The NiMH does also look fine.
Measurements USB output
- The charger can only use one battery for the usb output and it has to be a LiIon battery.
- USB out does not turn off when loaded with 200% of rated output
- When battery is empty, the output will be turned off, but there is still drained about 5mA from the battery.
- Output is turned off when battery voltage is slightly above 3 volt, making it useable for all 3.6/3.7 volt LiIon batteries.
- Usb output is coded as Apple 1A
The output is rated at 1A and can easily deliver 2A (To not blow the usb output I stopped at 2A).
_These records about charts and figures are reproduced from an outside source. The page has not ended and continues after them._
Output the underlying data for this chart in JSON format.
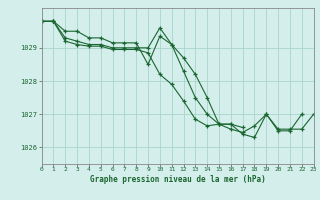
{
  "title": "Graphe pression niveau de la mer (hPa)",
  "bg_color": "#d4eeeb",
  "grid_color": "#a8d4cc",
  "line_color": "#1a6630",
  "xlim": [
    0,
    23
  ],
  "ylim": [
    1025.5,
    1030.2
  ],
  "yticks": [
    1026,
    1027,
    1028,
    1029
  ],
  "xticks": [
    0,
    1,
    2,
    3,
    4,
    5,
    6,
    7,
    8,
    9,
    10,
    11,
    12,
    13,
    14,
    15,
    16,
    17,
    18,
    19,
    20,
    21,
    22,
    23
  ],
  "series": [
    [
      1029.8,
      1029.8,
      1029.5,
      1029.5,
      1029.3,
      1029.3,
      1029.15,
      1029.15,
      1029.15,
      1028.5,
      1029.35,
      1029.1,
      1028.3,
      1027.5,
      1027.0,
      1026.7,
      1026.7,
      1026.4,
      1026.3,
      1027.0,
      1026.5,
      1026.5,
      1027.0,
      null
    ],
    [
      1029.8,
      1029.8,
      1029.3,
      1029.2,
      1029.1,
      1029.1,
      1029.0,
      1029.0,
      1029.0,
      1029.0,
      1029.6,
      1029.1,
      1028.7,
      1028.2,
      1027.5,
      1026.7,
      1026.7,
      1026.6,
      null,
      null,
      null,
      null,
      null,
      null
    ],
    [
      1029.8,
      1029.8,
      1029.2,
      1029.1,
      1029.05,
      1029.05,
      1028.95,
      1028.95,
      1028.95,
      1028.85,
      1028.2,
      1027.9,
      1027.4,
      1026.85,
      1026.65,
      1026.7,
      1026.55,
      1026.45,
      1026.65,
      1027.0,
      1026.55,
      1026.55,
      1026.55,
      1027.0
    ]
  ]
}
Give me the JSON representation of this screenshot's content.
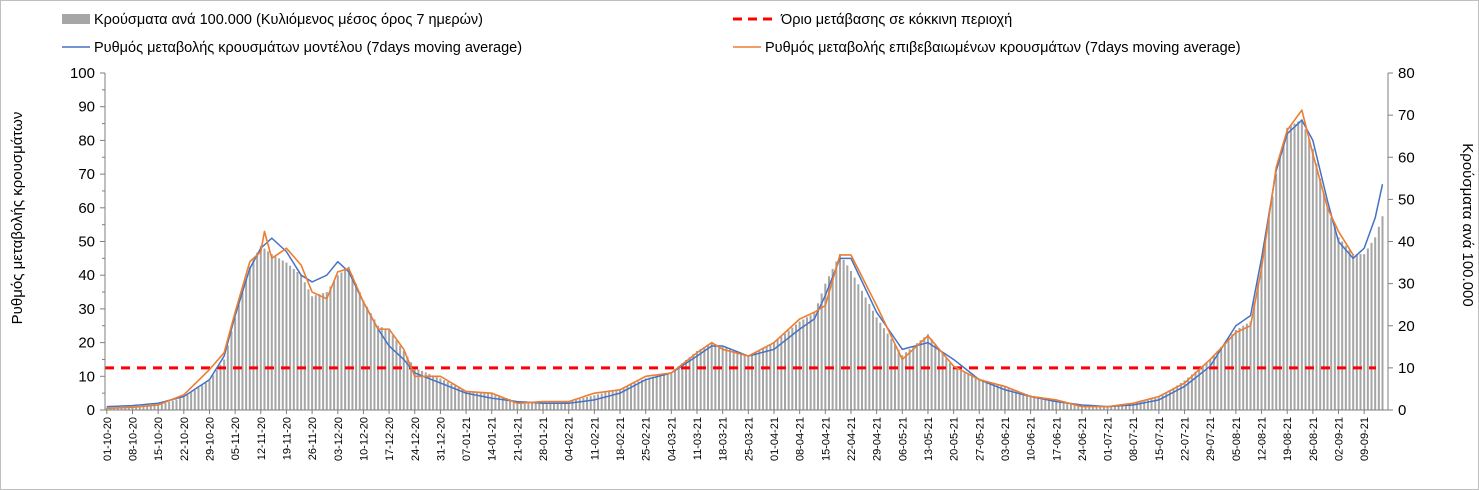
{
  "chart_data": {
    "type": "bar+line",
    "grid": false,
    "legend_position": "top",
    "colors": {
      "bars": "#a6a6a6",
      "threshold": "#ff0000",
      "model_line": "#4472c4",
      "confirmed_line": "#ed7d31"
    },
    "left_axis": {
      "label": "Ρυθμός μεταβολής κρουσμάτων",
      "min": 0,
      "max": 100,
      "ticks": [
        "0",
        "10",
        "20",
        "30",
        "40",
        "50",
        "60",
        "70",
        "80",
        "90",
        "100"
      ]
    },
    "right_axis": {
      "label": "Κρούσματα ανά 100.000",
      "min": 0,
      "max": 80,
      "ticks": [
        "0",
        "10",
        "20",
        "30",
        "40",
        "50",
        "60",
        "70",
        "80"
      ]
    },
    "x_axis": {
      "start": "2020-10-01",
      "end": "2021-09-15",
      "tick_labels": [
        "01-10-20",
        "08-10-20",
        "15-10-20",
        "22-10-20",
        "29-10-20",
        "05-11-20",
        "12-11-20",
        "19-11-20",
        "26-11-20",
        "03-12-20",
        "10-12-20",
        "17-12-20",
        "24-12-20",
        "31-12-20",
        "07-01-21",
        "14-01-21",
        "21-01-21",
        "28-01-21",
        "04-02-21",
        "11-02-21",
        "18-02-21",
        "25-02-21",
        "04-03-21",
        "11-03-21",
        "18-03-21",
        "25-03-21",
        "01-04-21",
        "08-04-21",
        "15-04-21",
        "22-04-21",
        "29-04-21",
        "06-05-21",
        "13-05-21",
        "20-05-21",
        "27-05-21",
        "03-06-21",
        "10-06-21",
        "17-06-21",
        "24-06-21",
        "01-07-21",
        "08-07-21",
        "15-07-21",
        "22-07-21",
        "29-07-21",
        "05-08-21",
        "12-08-21",
        "19-08-21",
        "26-08-21",
        "02-09-21",
        "09-09-21"
      ]
    },
    "legend": [
      {
        "key": "bars",
        "label": "Κρούσματα ανά 100.000 (Κυλιόμενος μέσος όρος 7 ημερών)"
      },
      {
        "key": "threshold",
        "label": "Όριο μετάβασης σε κόκκινη περιοχή"
      },
      {
        "key": "model_line",
        "label": "Ρυθμός μεταβολής κρουσμάτων μοντέλου (7days moving average)"
      },
      {
        "key": "confirmed_line",
        "label": "Ρυθμός μεταβολής επιβεβαιωμένων κρουσμάτων (7days moving average)"
      }
    ],
    "series": [
      {
        "name": "Κρούσματα ανά 100.000 (Κυλιόμενος μέσος όρος 7 ημερών)",
        "axis": "right",
        "kind": "bar",
        "points": [
          [
            "2020-10-01",
            0.6
          ],
          [
            "2020-10-08",
            0.7
          ],
          [
            "2020-10-15",
            1.2
          ],
          [
            "2020-10-22",
            3.0
          ],
          [
            "2020-10-29",
            7.0
          ],
          [
            "2020-11-02",
            12.0
          ],
          [
            "2020-11-05",
            22.0
          ],
          [
            "2020-11-09",
            34.0
          ],
          [
            "2020-11-12",
            39.0
          ],
          [
            "2020-11-15",
            37.0
          ],
          [
            "2020-11-19",
            35.0
          ],
          [
            "2020-11-23",
            32.0
          ],
          [
            "2020-11-26",
            27.0
          ],
          [
            "2020-11-30",
            28.0
          ],
          [
            "2020-12-03",
            32.0
          ],
          [
            "2020-12-06",
            34.0
          ],
          [
            "2020-12-10",
            26.0
          ],
          [
            "2020-12-14",
            20.0
          ],
          [
            "2020-12-17",
            19.0
          ],
          [
            "2020-12-21",
            14.0
          ],
          [
            "2020-12-24",
            10.0
          ],
          [
            "2020-12-31",
            7.5
          ],
          [
            "2021-01-07",
            4.5
          ],
          [
            "2021-01-14",
            4.0
          ],
          [
            "2021-01-21",
            2.0
          ],
          [
            "2021-01-28",
            1.5
          ],
          [
            "2021-02-04",
            2.0
          ],
          [
            "2021-02-11",
            3.5
          ],
          [
            "2021-02-18",
            5.0
          ],
          [
            "2021-02-25",
            7.5
          ],
          [
            "2021-03-04",
            9.0
          ],
          [
            "2021-03-11",
            14.0
          ],
          [
            "2021-03-15",
            16.0
          ],
          [
            "2021-03-18",
            15.0
          ],
          [
            "2021-03-25",
            13.0
          ],
          [
            "2021-04-01",
            16.0
          ],
          [
            "2021-04-08",
            21.0
          ],
          [
            "2021-04-12",
            23.0
          ],
          [
            "2021-04-15",
            30.0
          ],
          [
            "2021-04-19",
            37.0
          ],
          [
            "2021-04-22",
            33.0
          ],
          [
            "2021-04-29",
            22.0
          ],
          [
            "2021-05-06",
            13.0
          ],
          [
            "2021-05-13",
            18.0
          ],
          [
            "2021-05-20",
            10.0
          ],
          [
            "2021-05-27",
            7.5
          ],
          [
            "2021-06-03",
            5.5
          ],
          [
            "2021-06-10",
            3.5
          ],
          [
            "2021-06-17",
            2.5
          ],
          [
            "2021-06-24",
            1.0
          ],
          [
            "2021-07-01",
            0.8
          ],
          [
            "2021-07-08",
            1.8
          ],
          [
            "2021-07-15",
            3.0
          ],
          [
            "2021-07-22",
            7.0
          ],
          [
            "2021-07-29",
            12.0
          ],
          [
            "2021-08-05",
            19.0
          ],
          [
            "2021-08-09",
            21.0
          ],
          [
            "2021-08-12",
            35.0
          ],
          [
            "2021-08-16",
            56.0
          ],
          [
            "2021-08-19",
            67.0
          ],
          [
            "2021-08-23",
            69.0
          ],
          [
            "2021-08-26",
            62.0
          ],
          [
            "2021-08-30",
            48.0
          ],
          [
            "2021-09-02",
            41.0
          ],
          [
            "2021-09-06",
            37.0
          ],
          [
            "2021-09-09",
            37.0
          ],
          [
            "2021-09-12",
            41.0
          ],
          [
            "2021-09-14",
            46.0
          ]
        ]
      },
      {
        "name": "Όριο μετάβασης σε κόκκινη περιοχή",
        "axis": "left",
        "kind": "dashed-line",
        "value": 12.5
      },
      {
        "name": "Ρυθμός μεταβολής κρουσμάτων μοντέλου (7days moving average)",
        "axis": "left",
        "kind": "line",
        "points": [
          [
            "2020-10-01",
            1
          ],
          [
            "2020-10-08",
            1.3
          ],
          [
            "2020-10-15",
            2
          ],
          [
            "2020-10-22",
            4
          ],
          [
            "2020-10-29",
            9
          ],
          [
            "2020-11-02",
            16
          ],
          [
            "2020-11-05",
            28
          ],
          [
            "2020-11-09",
            42
          ],
          [
            "2020-11-12",
            48
          ],
          [
            "2020-11-15",
            51
          ],
          [
            "2020-11-19",
            47
          ],
          [
            "2020-11-23",
            40
          ],
          [
            "2020-11-26",
            38
          ],
          [
            "2020-11-30",
            40
          ],
          [
            "2020-12-03",
            44
          ],
          [
            "2020-12-06",
            41
          ],
          [
            "2020-12-10",
            32
          ],
          [
            "2020-12-14",
            24
          ],
          [
            "2020-12-17",
            19
          ],
          [
            "2020-12-21",
            15
          ],
          [
            "2020-12-24",
            11
          ],
          [
            "2020-12-31",
            8
          ],
          [
            "2021-01-07",
            5
          ],
          [
            "2021-01-14",
            3.5
          ],
          [
            "2021-01-21",
            2.5
          ],
          [
            "2021-01-28",
            2
          ],
          [
            "2021-02-04",
            2
          ],
          [
            "2021-02-11",
            3
          ],
          [
            "2021-02-18",
            5
          ],
          [
            "2021-02-25",
            9
          ],
          [
            "2021-03-04",
            11
          ],
          [
            "2021-03-11",
            16
          ],
          [
            "2021-03-15",
            19
          ],
          [
            "2021-03-18",
            19
          ],
          [
            "2021-03-25",
            16
          ],
          [
            "2021-04-01",
            18
          ],
          [
            "2021-04-08",
            24
          ],
          [
            "2021-04-12",
            27
          ],
          [
            "2021-04-15",
            34
          ],
          [
            "2021-04-19",
            45
          ],
          [
            "2021-04-22",
            45
          ],
          [
            "2021-04-29",
            29
          ],
          [
            "2021-05-06",
            18
          ],
          [
            "2021-05-13",
            20
          ],
          [
            "2021-05-20",
            15
          ],
          [
            "2021-05-27",
            9
          ],
          [
            "2021-06-03",
            6
          ],
          [
            "2021-06-10",
            4
          ],
          [
            "2021-06-17",
            2.5
          ],
          [
            "2021-06-24",
            1.5
          ],
          [
            "2021-07-01",
            1
          ],
          [
            "2021-07-08",
            1.5
          ],
          [
            "2021-07-15",
            3
          ],
          [
            "2021-07-22",
            7
          ],
          [
            "2021-07-29",
            13
          ],
          [
            "2021-08-05",
            25
          ],
          [
            "2021-08-09",
            28
          ],
          [
            "2021-08-12",
            45
          ],
          [
            "2021-08-16",
            71
          ],
          [
            "2021-08-19",
            82
          ],
          [
            "2021-08-23",
            86
          ],
          [
            "2021-08-26",
            80
          ],
          [
            "2021-08-30",
            62
          ],
          [
            "2021-09-02",
            50
          ],
          [
            "2021-09-06",
            45
          ],
          [
            "2021-09-09",
            48
          ],
          [
            "2021-09-12",
            57
          ],
          [
            "2021-09-14",
            67
          ]
        ]
      },
      {
        "name": "Ρυθμός μεταβολής επιβεβαιωμένων κρουσμάτων (7days moving average)",
        "axis": "left",
        "kind": "line",
        "points": [
          [
            "2020-10-01",
            0.5
          ],
          [
            "2020-10-08",
            0.8
          ],
          [
            "2020-10-15",
            1.5
          ],
          [
            "2020-10-22",
            4.5
          ],
          [
            "2020-10-29",
            12
          ],
          [
            "2020-11-02",
            17
          ],
          [
            "2020-11-05",
            29
          ],
          [
            "2020-11-09",
            44
          ],
          [
            "2020-11-12",
            47
          ],
          [
            "2020-11-13",
            53
          ],
          [
            "2020-11-15",
            45
          ],
          [
            "2020-11-19",
            48
          ],
          [
            "2020-11-23",
            43
          ],
          [
            "2020-11-26",
            35
          ],
          [
            "2020-11-30",
            33
          ],
          [
            "2020-12-03",
            41
          ],
          [
            "2020-12-06",
            42
          ],
          [
            "2020-12-10",
            32
          ],
          [
            "2020-12-14",
            24
          ],
          [
            "2020-12-17",
            24
          ],
          [
            "2020-12-21",
            18
          ],
          [
            "2020-12-24",
            10
          ],
          [
            "2020-12-31",
            10
          ],
          [
            "2021-01-07",
            5.5
          ],
          [
            "2021-01-14",
            5
          ],
          [
            "2021-01-21",
            2
          ],
          [
            "2021-01-28",
            2.5
          ],
          [
            "2021-02-04",
            2.5
          ],
          [
            "2021-02-11",
            5
          ],
          [
            "2021-02-18",
            6
          ],
          [
            "2021-02-25",
            10
          ],
          [
            "2021-03-04",
            11
          ],
          [
            "2021-03-11",
            17
          ],
          [
            "2021-03-15",
            20
          ],
          [
            "2021-03-18",
            18
          ],
          [
            "2021-03-25",
            16
          ],
          [
            "2021-04-01",
            20
          ],
          [
            "2021-04-08",
            27
          ],
          [
            "2021-04-12",
            29
          ],
          [
            "2021-04-15",
            31
          ],
          [
            "2021-04-19",
            46
          ],
          [
            "2021-04-22",
            46
          ],
          [
            "2021-04-29",
            31
          ],
          [
            "2021-05-06",
            15
          ],
          [
            "2021-05-13",
            22
          ],
          [
            "2021-05-20",
            13
          ],
          [
            "2021-05-27",
            9
          ],
          [
            "2021-06-03",
            7
          ],
          [
            "2021-06-10",
            4
          ],
          [
            "2021-06-17",
            3
          ],
          [
            "2021-06-24",
            1
          ],
          [
            "2021-07-01",
            1
          ],
          [
            "2021-07-08",
            2
          ],
          [
            "2021-07-15",
            4
          ],
          [
            "2021-07-22",
            8
          ],
          [
            "2021-07-29",
            15
          ],
          [
            "2021-08-05",
            23
          ],
          [
            "2021-08-09",
            25
          ],
          [
            "2021-08-12",
            42
          ],
          [
            "2021-08-16",
            72
          ],
          [
            "2021-08-19",
            83
          ],
          [
            "2021-08-23",
            89
          ],
          [
            "2021-08-26",
            76
          ],
          [
            "2021-08-30",
            60
          ],
          [
            "2021-09-02",
            53
          ],
          [
            "2021-09-06",
            46
          ]
        ]
      }
    ]
  }
}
At 1A output it has a good efficiency and runs for about 1 3/4 hour. The output turns off when the battery is down to about 3.1 volt, but it still has a current drain of about 5mA from the battery.
Reducing the current to 0.5A improves the efficiency slightly and more than doubles the time it can run.
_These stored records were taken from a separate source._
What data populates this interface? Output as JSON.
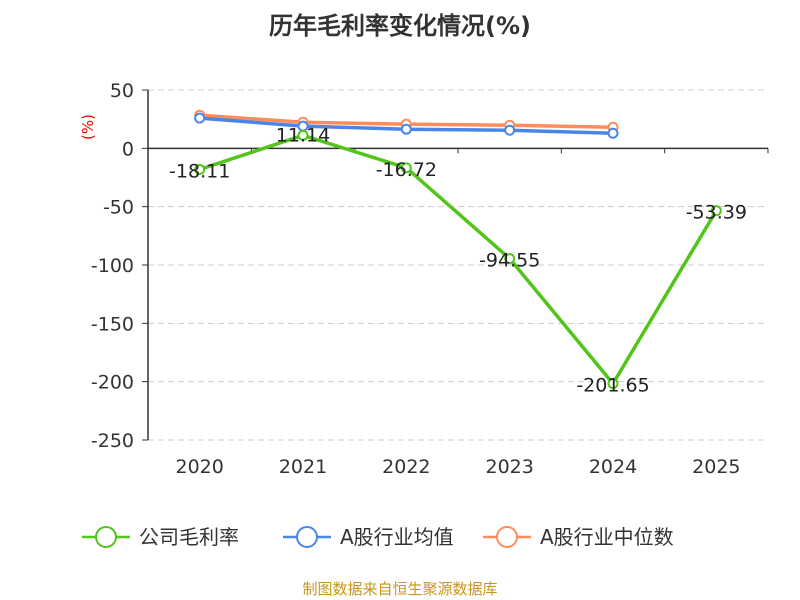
{
  "chart_data": {
    "type": "line",
    "title": "历年毛利率变化情况(%)",
    "ylabel": "(%)",
    "categories": [
      "2020",
      "2021",
      "2022",
      "2023",
      "2024",
      "2025"
    ],
    "ylim": [
      -250,
      50
    ],
    "yticks": [
      50,
      0,
      -50,
      -100,
      -150,
      -200,
      -250
    ],
    "grid": true,
    "legend_position": "bottom",
    "series": [
      {
        "name": "公司毛利率",
        "color": "#52c41a",
        "values": [
          -18.11,
          11.14,
          -16.72,
          -94.55,
          -201.65,
          -53.39
        ],
        "labels": [
          "-18.11",
          "11.14",
          "-16.72",
          "-94.55",
          "-201.65",
          "-53.39"
        ]
      },
      {
        "name": "A股行业均值",
        "color": "#4a86e8",
        "values": [
          25.9,
          19,
          16.4,
          15.5,
          12.9,
          null
        ]
      },
      {
        "name": "A股行业中位数",
        "color": "#ff8c5a",
        "values": [
          28.4,
          22.4,
          20.7,
          19.8,
          18.1,
          null
        ]
      }
    ]
  },
  "source": "制图数据来自恒生聚源数据库"
}
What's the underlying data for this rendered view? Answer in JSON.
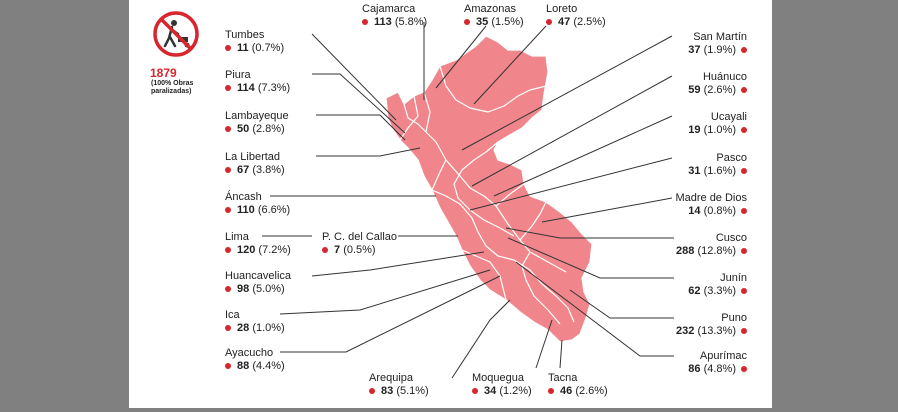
{
  "badge": {
    "icon": "no-construction-icon",
    "total": "1879",
    "note": "(100% Obras paralizadas)"
  },
  "colors": {
    "map_fill": "#f0868b",
    "accent": "#d7262d",
    "border": "#ffffff",
    "background": "#808080",
    "panel": "#ffffff"
  },
  "regions": {
    "tumbes": {
      "name": "Tumbes",
      "value": "11",
      "pct": "(0.7%)"
    },
    "piura": {
      "name": "Piura",
      "value": "114",
      "pct": "(7.3%)"
    },
    "lambayeque": {
      "name": "Lambayeque",
      "value": "50",
      "pct": "(2.8%)"
    },
    "lalibertad": {
      "name": "La Libertad",
      "value": "67",
      "pct": "(3.8%)"
    },
    "ancash": {
      "name": "Áncash",
      "value": "110",
      "pct": "(6.6%)"
    },
    "lima": {
      "name": "Lima",
      "value": "120",
      "pct": "(7.2%)"
    },
    "callao": {
      "name": "P. C. del Callao",
      "value": "7",
      "pct": "(0.5%)"
    },
    "huancavelica": {
      "name": "Huancavelica",
      "value": "98",
      "pct": "(5.0%)"
    },
    "ica": {
      "name": "Ica",
      "value": "28",
      "pct": "(1.0%)"
    },
    "ayacucho": {
      "name": "Ayacucho",
      "value": "88",
      "pct": "(4.4%)"
    },
    "arequipa": {
      "name": "Arequipa",
      "value": "83",
      "pct": "(5.1%)"
    },
    "moquegua": {
      "name": "Moquegua",
      "value": "34",
      "pct": "(1.2%)"
    },
    "tacna": {
      "name": "Tacna",
      "value": "46",
      "pct": "(2.6%)"
    },
    "cajamarca": {
      "name": "Cajamarca",
      "value": "113",
      "pct": "(5.8%)"
    },
    "amazonas": {
      "name": "Amazonas",
      "value": "35",
      "pct": "(1.5%)"
    },
    "loreto": {
      "name": "Loreto",
      "value": "47",
      "pct": "(2.5%)"
    },
    "sanmartin": {
      "name": "San Martín",
      "value": "37",
      "pct": "(1.9%)"
    },
    "huanuco": {
      "name": "Huánuco",
      "value": "59",
      "pct": "(2.6%)"
    },
    "ucayali": {
      "name": "Ucayali",
      "value": "19",
      "pct": "(1.0%)"
    },
    "pasco": {
      "name": "Pasco",
      "value": "31",
      "pct": "(1.6%)"
    },
    "madrededios": {
      "name": "Madre de Dios",
      "value": "14",
      "pct": "(0.8%)"
    },
    "cusco": {
      "name": "Cusco",
      "value": "288",
      "pct": "(12.8%)"
    },
    "junin": {
      "name": "Junín",
      "value": "62",
      "pct": "(3.3%)"
    },
    "puno": {
      "name": "Puno",
      "value": "232",
      "pct": "(13.3%)"
    },
    "apurimac": {
      "name": "Apurímac",
      "value": "86",
      "pct": "(4.8%)"
    }
  }
}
A 2600mAh gives shorter runtime.
And a 3400mAh gives longer runtime.
The usb output has very little noise, only about 7mV at 1A (67mVpp).
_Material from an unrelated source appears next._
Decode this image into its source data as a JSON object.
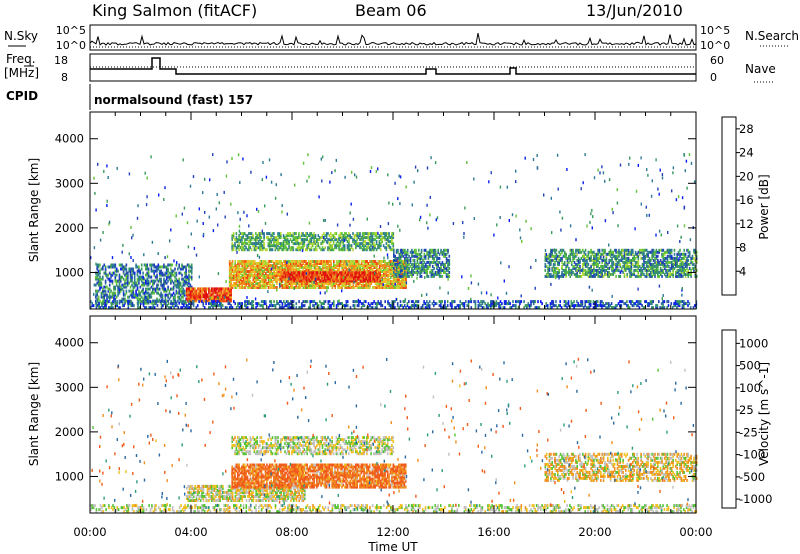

At 0.5A the noise is about the same (6mV and 65mVpp).
Testing with 2500 volt and 5000 volt between mains and low volt side, did not show any safety problems.
Conclusion
The charger has many functions of varying quality:
- The LiIon charger is good and support a wide variety of cell sizes, this is as expected from Xtar.
- The NiMH charger obvious has a bug in the "end of charger" detection and is not very useful.
- The NiMH discharge function is too limited with only one slot and only a slow discharge.
- The USB output delivers very good power, low noise and stable voltage, but do not leave a empty battery in slot #4 for days.
- The charger gets hot while working at maximum current, the battery temperature is just at the allowable limit. I would have preferred both the box and the batteries where considerable cooler, this heat does wear the batteries down faster.
Generally it is a good quad LiIon charger, but the NiMH function is not very good before Xtar get it fixed.
Notes
The charger was supplied by Xtar for a review, I believe it is the second production batch.